Do I win $20 if I hit her?
"With a constant media contingent devoted almost exclusively to chronicling every last detail of her life in Washington, Mrs. Clinton has come to resemble one of the small plastic animals in a game of Whack-a-Mole."
—New York Observer. Senator Chuck Schumer, on the other hand, resembles a minor warlord newly vested with power.'
They tricked us and said capitalism is bad, but what did socialism accomplish?
"In the United States the children can't play in the street because they'll be stolen. Here they can go to the movies, to the beach, because nothing like that happens. There they kill them to steal their organs."
—New York Times. Forty-two years on, the Cuban revolution is waning, Soviet support is gone and the rise of tourism only emphasizes the differences between Cubans and the rest of the world. "There is a fascination with the United States which is very dangerous. It has been produced because the propaganda against the United States is wasted and tired. The government spends all week attacking the United States, and on Saturday they put on two movies, North American thrillers or gangster movies. As bad as they are, they have a social aspect. You hear people say, 'You saw the car the bad guy had?'"'
White trash has a tendency to make itself easy to identify, don’t it?
"I'd advise against it. It's not a good idea. They're liable to get beat up. Last year there were two blacks in the alcohol-free area, and when the sun went down, people started saying things like, 'Those two trees there look mighty sturdy to me.' They got out of there pretty quick."
—New York Times. Quiet advice on whether blacks should bother showing up in the Kingdom of Skullbonia, home of Klux Klan iron crosses and the Skullbone Music Park, all in Skullbone, Tennessee.'
We’re not sure what Clintonesque is, but there’s lots of it
"It is nearly impossible to turn on a television set or radio in Mexico and not find Fox. He travels constantly: next stops, Tokyo, Seoul and Beijing. He often gives several speeches a day. His predecessor, Ernesto Zedillo, disliked public attention and rarely held news conferences. But Fox has saturated the public consciousness here the way President Bill Clinton used to in the United States."

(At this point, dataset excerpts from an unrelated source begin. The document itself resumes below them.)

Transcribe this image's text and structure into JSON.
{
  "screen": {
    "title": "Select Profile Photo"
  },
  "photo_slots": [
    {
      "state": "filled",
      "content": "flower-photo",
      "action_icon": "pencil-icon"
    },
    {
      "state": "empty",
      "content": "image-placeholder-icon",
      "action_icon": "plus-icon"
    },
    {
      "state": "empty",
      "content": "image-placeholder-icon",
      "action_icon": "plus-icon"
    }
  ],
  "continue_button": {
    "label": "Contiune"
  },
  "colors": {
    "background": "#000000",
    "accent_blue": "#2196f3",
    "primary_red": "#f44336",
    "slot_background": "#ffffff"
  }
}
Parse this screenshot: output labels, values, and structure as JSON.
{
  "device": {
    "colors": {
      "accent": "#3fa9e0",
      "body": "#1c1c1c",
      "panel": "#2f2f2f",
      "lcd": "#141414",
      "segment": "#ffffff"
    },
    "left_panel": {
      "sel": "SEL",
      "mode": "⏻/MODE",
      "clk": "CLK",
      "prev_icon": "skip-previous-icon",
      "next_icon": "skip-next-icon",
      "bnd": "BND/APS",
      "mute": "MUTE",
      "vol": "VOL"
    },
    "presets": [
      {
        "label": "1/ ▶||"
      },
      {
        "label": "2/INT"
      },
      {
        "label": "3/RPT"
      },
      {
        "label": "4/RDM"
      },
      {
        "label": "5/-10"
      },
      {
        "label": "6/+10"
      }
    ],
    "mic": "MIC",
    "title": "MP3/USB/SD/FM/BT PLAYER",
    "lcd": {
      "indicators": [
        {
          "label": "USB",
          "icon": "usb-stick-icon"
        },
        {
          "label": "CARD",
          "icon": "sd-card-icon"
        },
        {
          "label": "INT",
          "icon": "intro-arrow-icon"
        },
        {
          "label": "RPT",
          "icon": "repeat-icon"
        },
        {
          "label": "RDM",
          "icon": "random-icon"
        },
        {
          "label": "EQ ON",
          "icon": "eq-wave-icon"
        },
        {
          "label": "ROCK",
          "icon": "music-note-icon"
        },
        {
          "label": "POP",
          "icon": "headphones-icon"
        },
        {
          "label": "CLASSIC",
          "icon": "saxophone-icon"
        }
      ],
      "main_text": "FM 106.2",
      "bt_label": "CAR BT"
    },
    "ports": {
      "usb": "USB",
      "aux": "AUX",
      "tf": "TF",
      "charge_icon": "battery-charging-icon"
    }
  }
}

—Washington Post. Bill Clinton, yardstick for all new presidents, anywhere. Besides Mexico's Vincente Fox, there's Japan's Junichiro Koizumi: "In the five weeks since Koizumi's election, his government has taken on Clintonesque qualities, with high public approval flowing largely from the charm of its leader, outshining what his critics call early stumbles."'
You’d’ve thought there’d be some realization that Bush doesn’t have a mandate
"A president more sensitive to his electoral predicament would not have chosen a right-winger like John Ashcroft for his cabinet. He would have been more careful to review the actions of the previous administration so as to avoid embarassing news stories such as the one about repealing regulations against arsenic in the water. He would have been more supportive of the members of his cabinet that were chosen to send soothing messages to the center of the electorate. And yet Secretary of State Colin Powell and Environmental Protection Adminstrator Christine Todd Whitman, two very moderate Republicans, have been regularly contradicted and put in their place by the Bush White House."
—Newsday. So after months of political wrangling you're confirmed as the president of the United States. How do you respond to this dubious mandate? Act like it all never happened and act like you won big.